The benefit of approaching menopause is the transition from fertile body to fecund mind. I am driven more into the space of exposing sexual harassment; not remaining quiet; not protecting anyone regardless of how incredible a human they are (allegedly). Even when it still feels awkward and uncomfortable doing so, I want to work towards flicking off the ‘nice switch’ in the moment of feeling violated.

“From earth”, is the new retort to men more interested in my marital status than my birth place. I add, “my wife is taking care of my son.” A happy boundary. Despite my occasional need for a facetious push back, I have found the Sri Lankan people to be engaging, kind, helpful and super chilled. Safe I am.

Navigating a new country is like learning a new language. And Madugalle Friendly Gamily Guesthouse has become a familiar language. This is a new comfort zone.

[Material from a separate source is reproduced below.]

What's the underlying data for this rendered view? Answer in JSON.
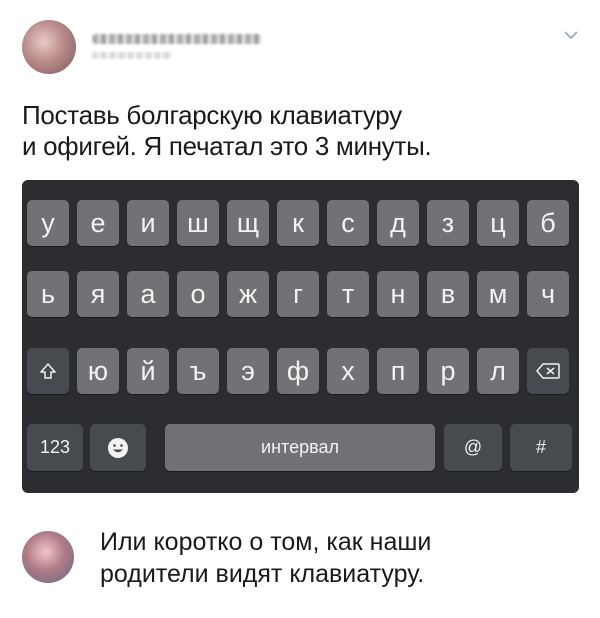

I consider canceling my trip to climb Sri Pada to stay two more nights … but there is also the tensile force pulling me to challenge myself on whether I have in fact found a new way to engage with this relentless downpour and climb 7km up 5,500 steps to almost 2,500m, a 1km ascent with a gazillion pilgrims … starting at 3am to summit for sunrise. This all sounds mad, right? 

Linda Goodman sums me up in her Sun Signs tome I discovered as a teenager when I had lost myself in the dysfunction of my family system. “Why walk when you can run?” is the single line adhered to my psyche. I use this as justification for my special kind of crazy.

One last delicious curry—green beans and sweet potatoes—at Mrs Madugalle. A walk for a final coffee at Natural Coffee Kandy. It’s still closed. And rain comes tumbling down … in drops, then sheets, then buckets. The coffee is worth it; waiting in the rain isn’t. The people are short enough for the countless umbrellas to take out an eye and the eaves drip exactly where the walkway is. I arrive home wet. Packed and as ready as I’ll be, the only thing to do is get to Vegetable Garden House in Nallthaniya, ten minutes walk to the start of the 5,500 step climb.

I’m great making choices when I have no choice. Confused the first time I heard this, I learn to let go of regrets and accept that I also have to do certain things just to know I don’t want to do them … which means often I have to just go with the (moment)um and know a fail is as good as a win. Not brave enough for the bus, not scared enough for a taxi … the tuk tuk always comes out top. I order a PickMe. I enjoy the road tripping and so far I have had super friendly humans behind the handlebars.

We stop for king coconut and tea. The road is good to begin with and then I understand better why taxis command such a high fare. The roads become potholed and corrugated and there are entire sections of wash away down the mountainside. I feel the bus may have been a stretch too far for me and am grateful for my wise choice. Eventually I hear the voices of all the bugs over the sound of the tuk tuk engine; I see waterfalls and hilltops; I see tea plantations and rice paddies beside dense trees and forest foliage; I see life. NOW we are in the jungle! The first 80km build the anticipation and I keep feeling like I must be there already but with the state of the flooding, the last 25km take as long. Huts, tea houses, shops and lodges hang precipitously from the cliffs. I see the remains of homes not lucky enough to escape the recent deluge. Four and half hours after setting out, the lush and comfy Vegetable Garden House stretches out into a field. It grounds me. No vertiginous sleeping. I commend myself on another excellent choice.

There is a fire in my chest. The doctor warned of a potential healing crisis and, if this is it, I’m going to be just fine. The past months are burning off me now and the two weeks I have been away feel endless and infinite. Before departure my body was in a condensed state of dis-ease and I developed a pathology that causes me to hold my breath. My diaphragm gets stuck; my soft centre curls in on itself … I can get to the precipice of blacking out. As with the packing process, I am paralysed by the phobia of taking up too much space. If I hold my breath will I shrink? I consider if this is why I push myself on runs and hikes. Is it the only time I fully breathe?

Tonight I practice breathing. Tonight I climb. Tonight I allow the jungle to breathe for me.